Let's say that the Jacksonville, FL, City Council has voted to allow the vacant land right next to your school at Kernan and McCormick to be developed. That's OK, since land is at a premium in JAX, and you're not into the BANANA movement (Build Absolutely Nothing Anywhere Near Anything). Vacant land should be developed, and as a private school, new homes mean new students. At least if those homes are bringing in parents with the paychecks to afford your school.
But let's say that apartment complex is a low-income housing development. Or a power plant. That's when NIMBY comes into play (Not In My Back Yard). Yes, we need those types of places, but it's better somewhere else, right? There are some uses, like the city dump, that nobody wants near their property.
The truth is that most cities realize that NIMBY projects are better suited to other parts of town, so you might be safe from a manufacturing plant going in next door, but what if it's something like a gas station? That's where LULU can give you some help (Locally-Unacceptable Land Use). You can argue that the corner where McCormick and Kernan meet should be developed in a way that compliments the current uses: residential housing, three churches, and your school. Does a gas station, selling booze and tobacco, open all night, serve as a beacon for lost souls seeking guidance at the churches? Maybe if there was a Gas n God franchise out there.
The problem is that you've got a DUDE to deal with (Developer Under Delusions of Entitlement). The city needs housing. The city needs economic development. People need gas and beer. Plus, this developer might have created several other successful business centers in the city. Maybe even a BIG donation to one of the churches.
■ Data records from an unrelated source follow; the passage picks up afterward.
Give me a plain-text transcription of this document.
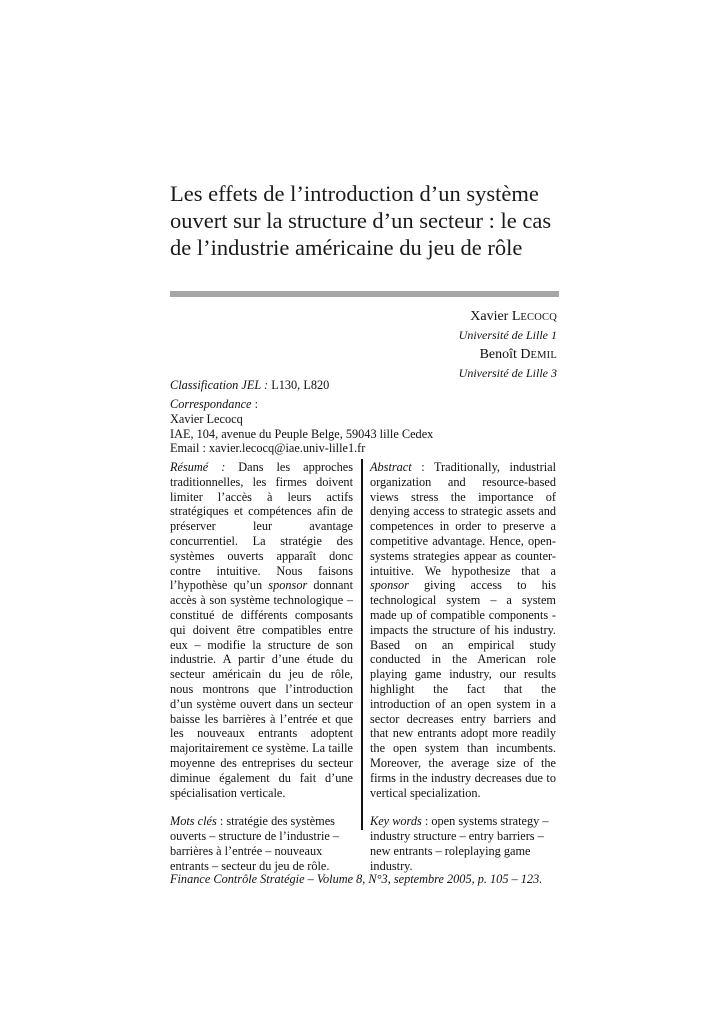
Les effets de l’introduction d’un système ouvert sur la structure d’un secteur : le cas de l’industrie américaine du jeu de rôle
Xavier LECOCQ
Université de Lille 1
Benoît DEMIL
Université de Lille 3
Classification JEL : L130, L820
Correspondance :
Xavier Lecocq
IAE, 104, avenue du Peuple Belge, 59043 lille Cedex
Email : xavier.lecocq@iae.univ-lille1.fr

Résumé : Dans les approches traditionnelles, les firmes doivent limiter l’accès à leurs actifs stratégiques et compétences afin de préserver leur avantage concurrentiel. La stratégie des systèmes ouverts apparaît donc contre intuitive. Nous faisons l’hypothèse qu’un sponsor donnant accès à son système technologique – constitué de différents composants qui doivent être compatibles entre eux – modifie la structure de son industrie. A partir d’une étude du secteur américain du jeu de rôle, nous montrons que l’introduction d’un système ouvert dans un secteur baisse les barrières à l’entrée et que les nouveaux entrants adoptent majoritairement ce système. La taille moyenne des entreprises du secteur diminue également du fait d’une spécialisation verticale.

Mots clés : stratégie des systèmes ouverts – structure de l’industrie – barrières à l’entrée – nouveaux entrants – secteur du jeu de rôle.

Abstract : Traditionally, industrial organization and resource-based views stress the importance of denying access to strategic assets and competences in order to preserve a competitive advantage. Hence, open-systems strategies appear as counter-intuitive. We hypothesize that a sponsor giving access to his technological system – a system made up of compatible components - impacts the structure of his industry. Based on an empirical study conducted in the American role playing game industry, our results highlight the fact that the introduction of an open system in a sector decreases entry barriers and that new entrants adopt more readily the open system than incumbents. Moreover, the average size of the firms in the industry decreases due to vertical specialization.

Key words : open systems strategy – industry structure – entry barriers – new entrants – roleplaying game industry.

Finance Contrôle Stratégie – Volume 8, N°3, septembre 2005, p. 105 – 123.
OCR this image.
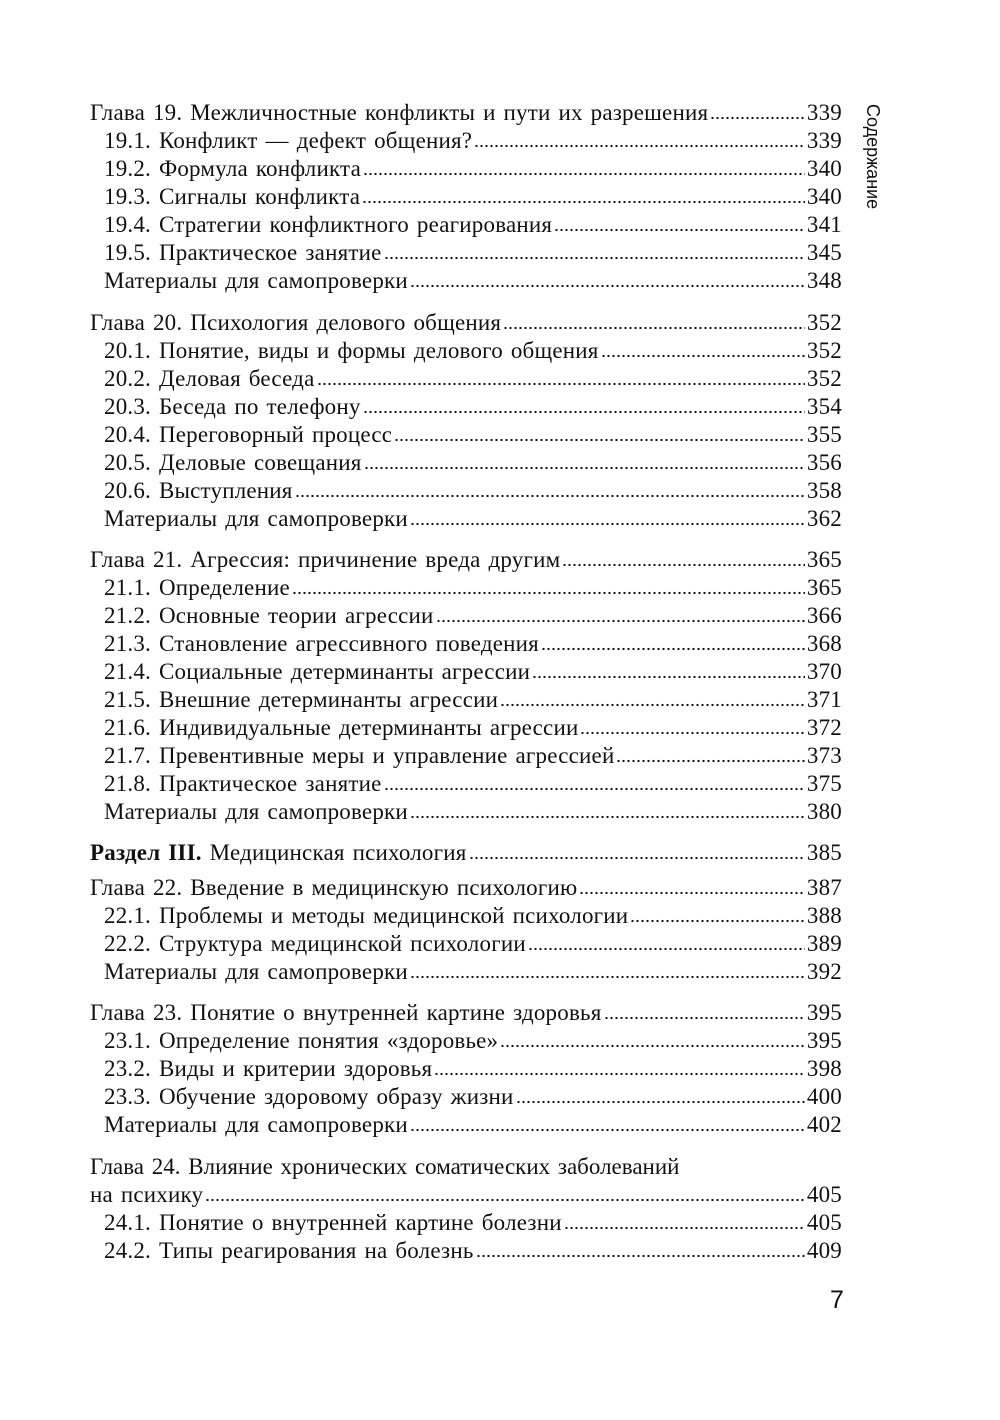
Содержание
Глава 19. Межличностные конфликты и пути их разрешения	339
19.1. Конфликт — дефект общения?	339
19.2. Формула конфликта	340
19.3. Сигналы конфликта	340
19.4. Стратегии конфликтного реагирования	341
19.5. Практическое занятие	345
Материалы для самопроверки	348
Глава 20. Психология делового общения	352
20.1. Понятие, виды и формы делового общения	352
20.2. Деловая беседа	352
20.3. Беседа по телефону	354
20.4. Переговорный процесс	355
20.5. Деловые совещания	356
20.6. Выступления	358
Материалы для самопроверки	362
Глава 21. Агрессия: причинение вреда другим	365
21.1. Определение	365
21.2. Основные теории агрессии	366
21.3. Становление агрессивного поведения	368
21.4. Социальные детерминанты агрессии	370
21.5. Внешние детерминанты агрессии	371
21.6. Индивидуальные детерминанты агрессии	372
21.7. Превентивные меры и управление агрессией	373
21.8. Практическое занятие	375
Материалы для самопроверки	380
Раздел III. Медицинская психология	385
Глава 22. Введение в медицинскую психологию	387
22.1. Проблемы и методы медицинской психологии	388
22.2. Структура медицинской психологии	389
Материалы для самопроверки	392
Глава 23. Понятие о внутренней картине здоровья	395
23.1. Определение понятия «здоровье»	395
23.2. Виды и критерии здоровья	398
23.3. Обучение здоровому образу жизни	400
Материалы для самопроверки	402
Глава 24. Влияние хронических соматических заболеваний
на психику	405
24.1. Понятие о внутренней картине болезни	405
24.2. Типы реагирования на болезнь	409
7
Even if the DUDE has a total NORF (No Observable Redeeming Features), it's the DUDE, Man. That's when you have to convince your local council member that he wants a NIMTOO (Not In My Term Of Office), which might shelve the development.
But your school doesn't want to be a total CAVEman (Citizen Against Virtually Everything), and you have to consider the ramifications of fighting against any land use, even if it's seemingly unacceptable. Maybe the city will decide to throw a used car lot on the other vacant lot. Maybe you're better off attending public meetings and getting the DUDE to commit to ensuring the corner is the safest in the city for pedestrians and kids on bikes. Or that the convenience store won't sell alcohol because you don't want broken beer bottles in your church or school parking lot.
Bottom line is that you have to do something. Throwing your hands up in the air several years down the road won't help. When you see development coming, get involved. Jacksonville, like most cities, has a process. You were probably invited to a public hearing about changing the zoning, and you probably thought the politicians and the DUDE would do the right thing, but it's probably a good idea to show up just in case that doesn't happen.